The debate on interventions in the human genome for non-medical purposes can be regarded as a promising and currently much-discussed area of enhancement (see also the module “Interventions in the human germline”). Although genetic enhancement is not yet very widespread compared to other areas, the rapid development of new methods allows scenarios in which changes in the genetic material go beyond the treatment of diseases.

The specific modification of genetically determined traits according to individual wishes is called "genetic enhancement" or "enhancement genetic engineering". In general, a distinction is made between somatic cell genetic engineering, with which the genetic material of somatic cells is specifically manipulated in order to change a certain trait in an individual, and germ cell genetic engineering, with which desired traits of offspring can be influenced at will via the germline.
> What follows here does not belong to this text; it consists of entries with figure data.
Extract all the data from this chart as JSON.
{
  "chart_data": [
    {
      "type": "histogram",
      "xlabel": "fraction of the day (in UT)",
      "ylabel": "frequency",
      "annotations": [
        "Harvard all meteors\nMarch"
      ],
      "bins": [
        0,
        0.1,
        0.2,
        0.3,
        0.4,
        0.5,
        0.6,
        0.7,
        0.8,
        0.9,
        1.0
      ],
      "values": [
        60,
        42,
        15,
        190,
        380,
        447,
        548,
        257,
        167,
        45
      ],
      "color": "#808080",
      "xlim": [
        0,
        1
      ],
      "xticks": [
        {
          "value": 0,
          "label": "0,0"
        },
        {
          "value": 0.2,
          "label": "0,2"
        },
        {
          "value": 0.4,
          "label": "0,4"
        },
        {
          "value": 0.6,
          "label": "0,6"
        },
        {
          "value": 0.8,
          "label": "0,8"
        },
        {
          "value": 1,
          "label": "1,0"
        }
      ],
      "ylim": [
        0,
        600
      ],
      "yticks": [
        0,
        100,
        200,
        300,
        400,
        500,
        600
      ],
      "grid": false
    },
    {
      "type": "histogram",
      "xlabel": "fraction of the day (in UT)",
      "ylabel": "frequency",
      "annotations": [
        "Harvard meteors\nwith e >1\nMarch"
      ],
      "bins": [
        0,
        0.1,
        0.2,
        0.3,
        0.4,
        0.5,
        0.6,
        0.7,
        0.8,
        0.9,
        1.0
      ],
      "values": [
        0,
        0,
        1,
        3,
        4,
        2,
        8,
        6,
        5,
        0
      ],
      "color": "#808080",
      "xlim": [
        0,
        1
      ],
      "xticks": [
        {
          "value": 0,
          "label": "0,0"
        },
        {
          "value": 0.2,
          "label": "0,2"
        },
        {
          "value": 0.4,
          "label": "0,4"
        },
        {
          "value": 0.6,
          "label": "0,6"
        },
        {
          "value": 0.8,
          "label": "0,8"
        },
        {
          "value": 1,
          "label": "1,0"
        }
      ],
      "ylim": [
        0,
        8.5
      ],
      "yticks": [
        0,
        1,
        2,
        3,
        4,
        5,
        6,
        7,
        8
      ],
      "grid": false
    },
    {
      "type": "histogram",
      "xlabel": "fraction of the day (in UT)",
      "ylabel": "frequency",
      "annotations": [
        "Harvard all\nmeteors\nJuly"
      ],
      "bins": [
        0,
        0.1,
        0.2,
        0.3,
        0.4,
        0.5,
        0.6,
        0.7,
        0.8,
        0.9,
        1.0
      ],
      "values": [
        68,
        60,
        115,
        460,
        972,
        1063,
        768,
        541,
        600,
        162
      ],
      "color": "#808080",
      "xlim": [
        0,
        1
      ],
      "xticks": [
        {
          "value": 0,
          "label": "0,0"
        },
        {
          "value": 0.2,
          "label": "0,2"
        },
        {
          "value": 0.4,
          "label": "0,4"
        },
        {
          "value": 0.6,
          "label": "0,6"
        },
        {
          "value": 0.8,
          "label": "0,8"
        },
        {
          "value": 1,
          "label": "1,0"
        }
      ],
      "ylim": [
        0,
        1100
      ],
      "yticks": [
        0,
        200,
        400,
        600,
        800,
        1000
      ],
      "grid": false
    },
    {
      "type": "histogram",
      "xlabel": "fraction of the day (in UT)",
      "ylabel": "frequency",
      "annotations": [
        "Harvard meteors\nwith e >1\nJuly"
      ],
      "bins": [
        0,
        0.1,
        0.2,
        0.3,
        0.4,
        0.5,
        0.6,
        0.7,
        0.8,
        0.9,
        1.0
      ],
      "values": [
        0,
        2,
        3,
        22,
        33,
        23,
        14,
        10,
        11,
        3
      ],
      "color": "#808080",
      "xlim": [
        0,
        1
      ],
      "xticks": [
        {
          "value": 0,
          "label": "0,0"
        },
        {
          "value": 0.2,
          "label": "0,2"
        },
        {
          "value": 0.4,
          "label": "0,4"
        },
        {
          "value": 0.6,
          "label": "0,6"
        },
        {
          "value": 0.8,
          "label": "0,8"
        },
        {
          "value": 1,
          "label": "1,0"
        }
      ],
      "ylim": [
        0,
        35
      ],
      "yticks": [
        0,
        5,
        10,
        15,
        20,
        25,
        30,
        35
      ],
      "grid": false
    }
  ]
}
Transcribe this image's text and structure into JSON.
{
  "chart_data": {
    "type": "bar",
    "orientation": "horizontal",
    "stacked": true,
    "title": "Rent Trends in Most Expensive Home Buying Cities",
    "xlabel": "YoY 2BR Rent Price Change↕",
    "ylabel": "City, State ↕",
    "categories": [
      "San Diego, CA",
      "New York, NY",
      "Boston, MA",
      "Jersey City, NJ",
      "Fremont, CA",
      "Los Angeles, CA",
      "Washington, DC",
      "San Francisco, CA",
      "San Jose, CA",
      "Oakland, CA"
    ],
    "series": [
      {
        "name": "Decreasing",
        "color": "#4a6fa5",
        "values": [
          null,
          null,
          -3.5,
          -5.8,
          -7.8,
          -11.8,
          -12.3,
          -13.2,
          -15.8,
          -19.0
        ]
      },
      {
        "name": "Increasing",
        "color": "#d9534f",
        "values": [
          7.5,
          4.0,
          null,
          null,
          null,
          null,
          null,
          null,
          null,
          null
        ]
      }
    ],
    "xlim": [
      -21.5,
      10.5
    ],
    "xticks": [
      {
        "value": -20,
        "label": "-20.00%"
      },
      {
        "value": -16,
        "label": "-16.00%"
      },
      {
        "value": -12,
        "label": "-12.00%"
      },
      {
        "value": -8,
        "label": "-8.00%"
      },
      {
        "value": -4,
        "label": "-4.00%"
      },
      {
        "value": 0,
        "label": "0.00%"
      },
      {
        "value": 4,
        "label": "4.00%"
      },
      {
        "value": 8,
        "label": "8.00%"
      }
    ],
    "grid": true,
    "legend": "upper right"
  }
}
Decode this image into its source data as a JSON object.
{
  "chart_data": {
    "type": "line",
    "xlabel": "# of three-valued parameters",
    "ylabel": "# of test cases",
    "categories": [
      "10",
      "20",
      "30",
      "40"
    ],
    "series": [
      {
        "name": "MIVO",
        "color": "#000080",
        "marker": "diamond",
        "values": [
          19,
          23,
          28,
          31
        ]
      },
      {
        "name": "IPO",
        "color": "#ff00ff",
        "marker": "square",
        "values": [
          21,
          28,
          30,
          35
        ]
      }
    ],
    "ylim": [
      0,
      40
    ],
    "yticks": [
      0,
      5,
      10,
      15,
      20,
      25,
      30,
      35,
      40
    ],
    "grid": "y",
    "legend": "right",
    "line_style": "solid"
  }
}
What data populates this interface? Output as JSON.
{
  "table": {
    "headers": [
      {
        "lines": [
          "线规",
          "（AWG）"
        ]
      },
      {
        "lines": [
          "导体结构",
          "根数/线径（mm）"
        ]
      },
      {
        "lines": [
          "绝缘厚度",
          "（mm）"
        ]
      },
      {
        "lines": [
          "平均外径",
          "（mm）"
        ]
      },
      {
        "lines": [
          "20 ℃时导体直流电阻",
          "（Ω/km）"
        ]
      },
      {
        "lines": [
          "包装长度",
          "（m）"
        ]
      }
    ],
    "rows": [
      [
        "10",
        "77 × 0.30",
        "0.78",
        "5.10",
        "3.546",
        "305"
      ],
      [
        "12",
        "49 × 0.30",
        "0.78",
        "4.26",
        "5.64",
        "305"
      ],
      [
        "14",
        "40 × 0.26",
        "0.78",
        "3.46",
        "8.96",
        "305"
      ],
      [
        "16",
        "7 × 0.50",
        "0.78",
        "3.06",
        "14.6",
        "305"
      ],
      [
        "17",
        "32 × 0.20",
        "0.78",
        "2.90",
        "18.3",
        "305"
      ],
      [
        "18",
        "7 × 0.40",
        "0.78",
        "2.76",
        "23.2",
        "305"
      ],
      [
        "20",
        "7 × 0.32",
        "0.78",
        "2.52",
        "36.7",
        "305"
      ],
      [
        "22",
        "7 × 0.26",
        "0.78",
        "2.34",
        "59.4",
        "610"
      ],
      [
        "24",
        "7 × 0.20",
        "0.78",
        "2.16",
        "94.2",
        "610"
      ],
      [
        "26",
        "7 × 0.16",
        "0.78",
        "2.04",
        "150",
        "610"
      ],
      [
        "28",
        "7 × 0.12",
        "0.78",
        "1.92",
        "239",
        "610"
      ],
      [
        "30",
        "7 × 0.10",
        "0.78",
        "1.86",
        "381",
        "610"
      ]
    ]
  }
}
First attempts to treat diseases with the help of gene therapies began in 1990, when the world's first gene therapy treatment was carried out on the then four-year-old Ashanti DeSilva, who suffered from a rare severe immune deficiency. Gene therapy measures were at first often accompanied by severe setbacks. The first approved drugs were soon withdrawn from the market due to limited success (Cerepro, Glybera) and the initial euphoria about new gene therapy methods quickly died down, particularly due to the problematic medical risk-benefit ratio. However, new advances and developments have now brought gene therapies back into focus as potential therapeutic methods.